Divisive plans to force all small business and self-employed people to update their tax records “at least quarterly” have been defended by the government.

In a reply to the more than 100,000 people who signed a petition against the plans, officials said that taxpayers would not have to submit the equivalent of four tax returns a year.

In fact, the quarterly updates proposed from 2018 will be “fundamentally different” from the “complexity” of filling out an annual self-assessment form in three ways, HMRC said.

Firstly, it will be “much quicker” as the updates will be generated from “existing digital business records and “in most cases, little or no further entry” of data will be needed.

Secondly, adds the HMRC reply to the petition, sanctions for lateness or inaccuracies will not be the same as they are under the current tax return system.

And thirdly, digital tax account holders will receive a “developing in-year picture of their tax position,” allowing them to have “greater certainty about what they owe” and how to plan.

This differs from the current system where “many taxpayers are caught out by their tax bill when it finally arrives,” admits the Revenue in its response, available online.

Sounding less positive, and potentially aware of security issues, the response says the onus will be on taxpayers to use software or apps that can "connect securely" to their digital tax account.

But HMRC reassured: “The government will ensure that free products are available [and] the Gov.UK service will signpost taxpayers to the right product, with clear HMRC guidance about how to choose software.

"HMRC will ensure support is available for people to get online if they need it.

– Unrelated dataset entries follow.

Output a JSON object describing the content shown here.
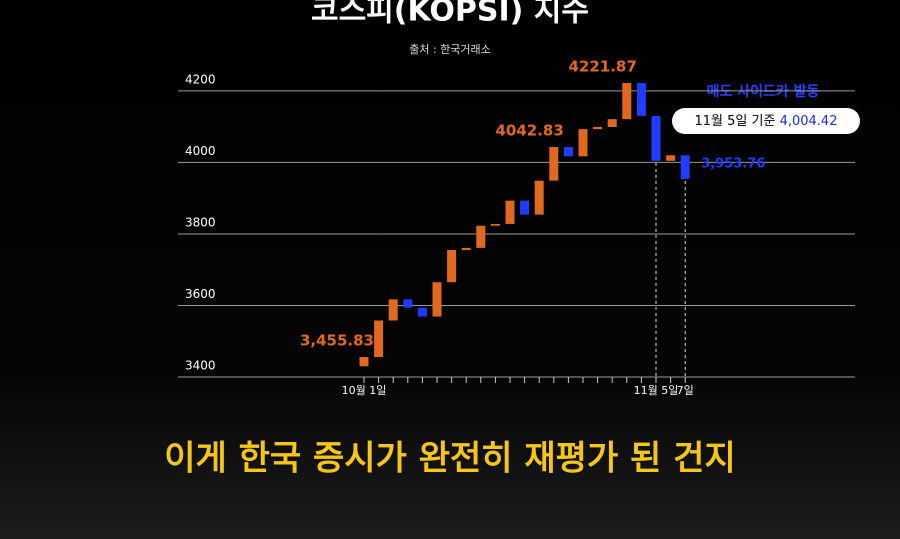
{
  "chart_data": {
    "type": "waterfall",
    "title": "코스피(KOPSI) 지수",
    "subtitle": "출처 : 한국거래소",
    "categories": [
      "10월 1일",
      null,
      null,
      null,
      null,
      null,
      null,
      null,
      null,
      null,
      null,
      null,
      null,
      null,
      null,
      null,
      null,
      null,
      null,
      null,
      "11월 5일",
      null,
      "7일"
    ],
    "open": [
      3430,
      3455.83,
      3558,
      3617,
      3594,
      3569,
      3665,
      3755,
      3761,
      3823,
      3828,
      3893,
      3854,
      3949,
      4042.83,
      4017,
      4093,
      4099,
      4121,
      4221.87,
      4130,
      4004.42,
      4020
    ],
    "close": [
      3455.83,
      3558,
      3617,
      3594,
      3569,
      3665,
      3755,
      3761,
      3823,
      3828,
      3893,
      3854,
      3949,
      4042.83,
      4017,
      4093,
      4099,
      4121,
      4221.87,
      4130,
      4004.42,
      4020,
      3953.76
    ],
    "value_labels": [
      "3,455.83",
      null,
      null,
      null,
      null,
      null,
      null,
      null,
      null,
      null,
      null,
      null,
      null,
      "4042.83",
      null,
      null,
      null,
      null,
      "4221.87",
      null,
      "4,004.42",
      null,
      "3,953.76"
    ],
    "up_color": "#e0691f",
    "down_color": "#1f3cff",
    "ylim": [
      3400,
      4250
    ],
    "yticks": [
      3400,
      3600,
      3800,
      4000,
      4200
    ],
    "grid": true,
    "annotation": "매도 사이드카 발동",
    "callout": {
      "text": "11월 5일 기준",
      "at": "11월 5일"
    },
    "caption": "이게 한국 증시가 완전히 재평가 된 건지"
  }
}
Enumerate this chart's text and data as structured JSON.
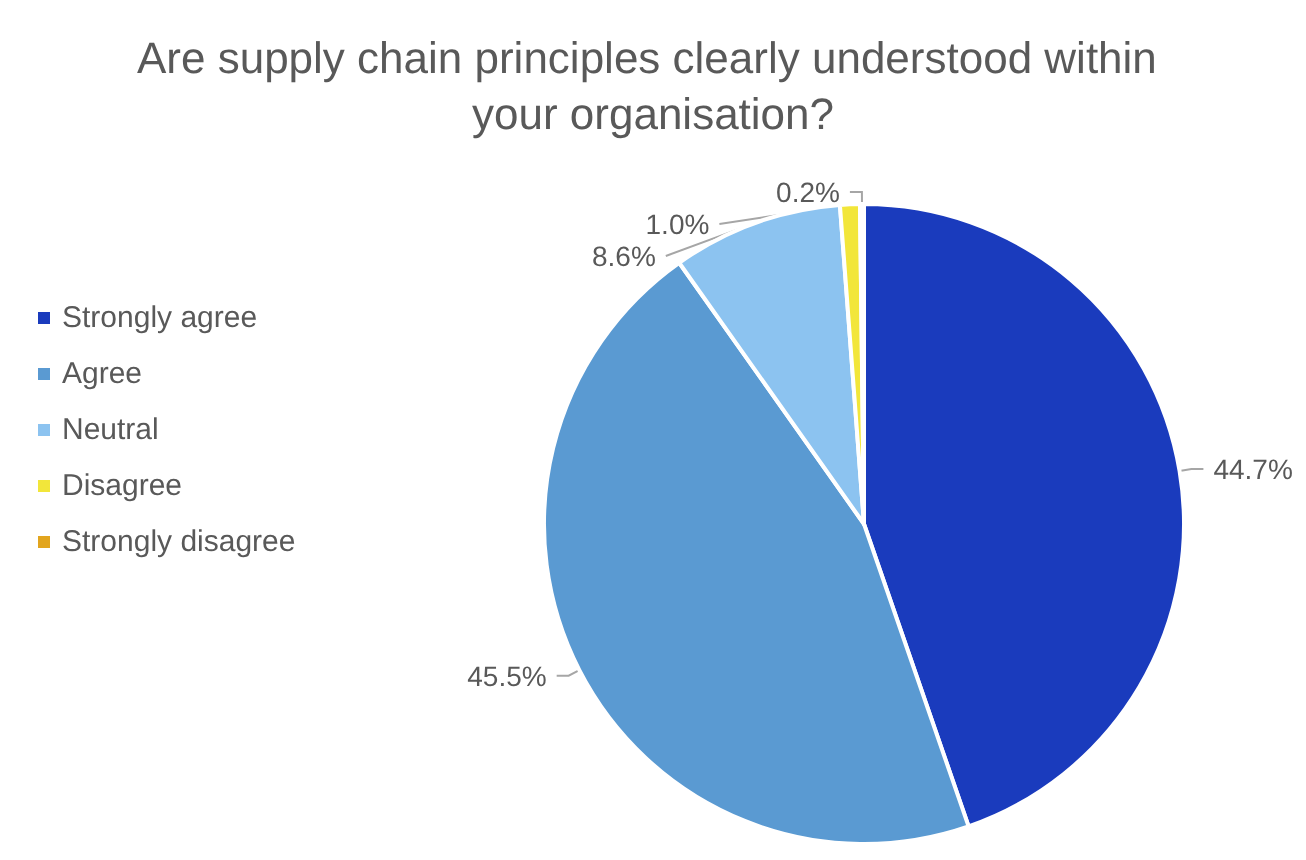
{
  "chart_data": {
    "type": "pie",
    "title": "Are supply chain principles clearly understood within your organisation?",
    "categories": [
      "Strongly agree",
      "Agree",
      "Neutral",
      "Disagree",
      "Strongly disagree"
    ],
    "values": [
      44.7,
      45.5,
      8.6,
      1.0,
      0.2
    ],
    "value_labels": [
      "44.7%",
      "45.5%",
      "8.6%",
      "1.0%",
      "0.2%"
    ],
    "colors": [
      "#1a3bbd",
      "#5a9ad2",
      "#8cc3f0",
      "#f2e63a",
      "#e2a51e"
    ],
    "legend": "left"
  }
}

We will also provide alternatives for those who genuinely cannot use digital tools, like telephone filing."

Speaking before the response, a support group for one-man bands said any requirement for taxpayers to use software would be unwelcome - because of time, money and fears of exclusion.

“Companies which do not already use record-keeping software, or are using software that will be incompatible with HMRC’s digital accounts, will have to spend a great deal of time transposing their business records onto new systems to satisfy HMRC – time spent in an activity of little or no value to them or their customers,” said the Low Incomes Tax Reform Group.

The group’s Anthony Thomas added: “It is very harsh that the smallest businesses with the lowest profit margins may be required to undertake significant investment and training in computer technology simply in order to comply with HMRC’s reporting requirements, and for no other purpose.

“Instead of mandation, HMRC should develop software that is so much more convenient and easier to operate than any alternative that people will naturally choose to use it, as is already the case with online self-assessment filing. That approach we would fully support.”

HMRC says it will introduce the plans “gradually” and will use volunteers to test the new software so it can gather feedback. It also says a consultation will run this year so that affected parties can have a say, including on the sanctions for late or false reporting.